## DEV Community

Kenneth Lum

Posted on • Updated on

# The difference between partitioning an array and partitioning an array in Quicksort

It is not difficult to partition an array in-place into two parts, no matter it is for even / odd numbers, positive / negative numbers, or numbers less than a pivot vs numbers greater than or equal to a pivot.

But when you use Quicksort, the partition is quite a bit trickier.

Quicksort is really simple by the way. It can be just 4 lines:

``````    function quicksort(arr, lo, hi) {
if (lo < hi) {
let iPivot = partition(arr, lo, hi);
quicksort(arr, lo, iPivot - 1);
quicksort(arr, iPivot + 1, hi);
}
}
``````

The tricky part is `partition()`. There are two reasons:

1. You need to pick a pivot that can divide the numbers into two parts. If you just pick a number, such as on the leftmost number of the partition region, then it will be a really bad partition if the array passed in is already sorted. Likewise if you choose the rightmost number. How about if you choose the middle number or a random pivot?

2. One additional method is to shuffle the whole array before doing any sorting.

3. However, it still doesn't solve the issue, say, if there are many repeating numbers. For example, what if you have a million numbers of ratings, each one is a rating from 1 to 10? Then this array will have a lot of duplicates. Now imagine if you have 12800 elements in the partition region, and at some stage of the Quicksort recursion, many or all of those numbers in the partition region are the same? Then even if you choose a middle or random pivot, if you return the partition point, you need to be careful not to return the start or end of the partition region, because one of the partition will have size 0, and the other partition having the size of "original array size - 1". This can make Quicksort keep on recursing, reducing the array size 1 by 1, and eventually stack overflow.
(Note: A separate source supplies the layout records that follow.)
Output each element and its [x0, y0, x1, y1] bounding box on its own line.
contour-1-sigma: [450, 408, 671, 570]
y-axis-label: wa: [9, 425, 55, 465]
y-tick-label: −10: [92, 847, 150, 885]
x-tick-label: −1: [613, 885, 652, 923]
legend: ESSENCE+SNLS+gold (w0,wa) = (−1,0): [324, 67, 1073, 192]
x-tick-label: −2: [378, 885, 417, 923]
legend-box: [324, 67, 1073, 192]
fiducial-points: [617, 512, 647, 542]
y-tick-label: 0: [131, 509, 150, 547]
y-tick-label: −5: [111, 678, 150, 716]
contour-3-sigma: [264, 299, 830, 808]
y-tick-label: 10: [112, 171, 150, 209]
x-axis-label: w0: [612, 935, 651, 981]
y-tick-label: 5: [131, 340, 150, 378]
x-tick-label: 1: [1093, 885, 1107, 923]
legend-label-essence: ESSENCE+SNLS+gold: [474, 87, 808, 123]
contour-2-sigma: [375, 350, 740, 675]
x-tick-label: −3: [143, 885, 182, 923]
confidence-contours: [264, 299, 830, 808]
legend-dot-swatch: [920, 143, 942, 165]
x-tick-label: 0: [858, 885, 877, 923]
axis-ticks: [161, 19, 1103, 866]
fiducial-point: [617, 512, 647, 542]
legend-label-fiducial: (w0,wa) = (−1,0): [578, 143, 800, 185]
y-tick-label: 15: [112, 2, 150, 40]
The Lomuto partition in Cormen, Jon Bentley, and Skiena algorithm books will do exactly that. Quicksort depends on having a good partition point so that the algorithm is efficient.

One of the solutions is to use something that will "burn the candle" at both ends, and reach a midpoint of the partition region, even when there are many or all duplicate numbers. This is C. A. R. Hoare's partition algorithm:

``````    function partition(nums, begin, end) {
let iPivot = Math.floor((begin + end)/2);
let low = begin, high = end + 1, pivot = nums[iPivot];

[nums[begin], nums[iPivot]] = [nums[iPivot], nums[begin]];

while (true) {
while (nums[++low] < pivot) if (low === end) break;
while (nums[--high] > pivot) if (high === begin) break;
if (low >= high) break;
[nums[low], nums[high]] = [nums[high], nums[low]];
}
[nums[begin], nums[high]] = [nums[high], nums[begin]];
return high;
}
``````

And we probably want to make a wrapper for `quicksort`:

``````    function quicksortWithRange(arr, lo, hi) {
if (lo < hi) {
let iPivot = partition(arr, lo, hi);
quicksortWithRange(arr, lo, iPivot - 1);
quicksortWithRange(arr, iPivot + 1, hi);
}
}

function quicksort(arr) {
quicksortWithRange(arr, 0, arr.length - 1);
}
``````

We can use the same partition when we use Quickselect, which is like a one-sided Quicksort, for finding the median or kth order statistic.

The partition function is quite interesting to write. Try spending some time to write different versions of it that can handle all data cases in O(n log n) time. Google used to ask this question a lot in their interviews (but not any more). Now I understand why they do that.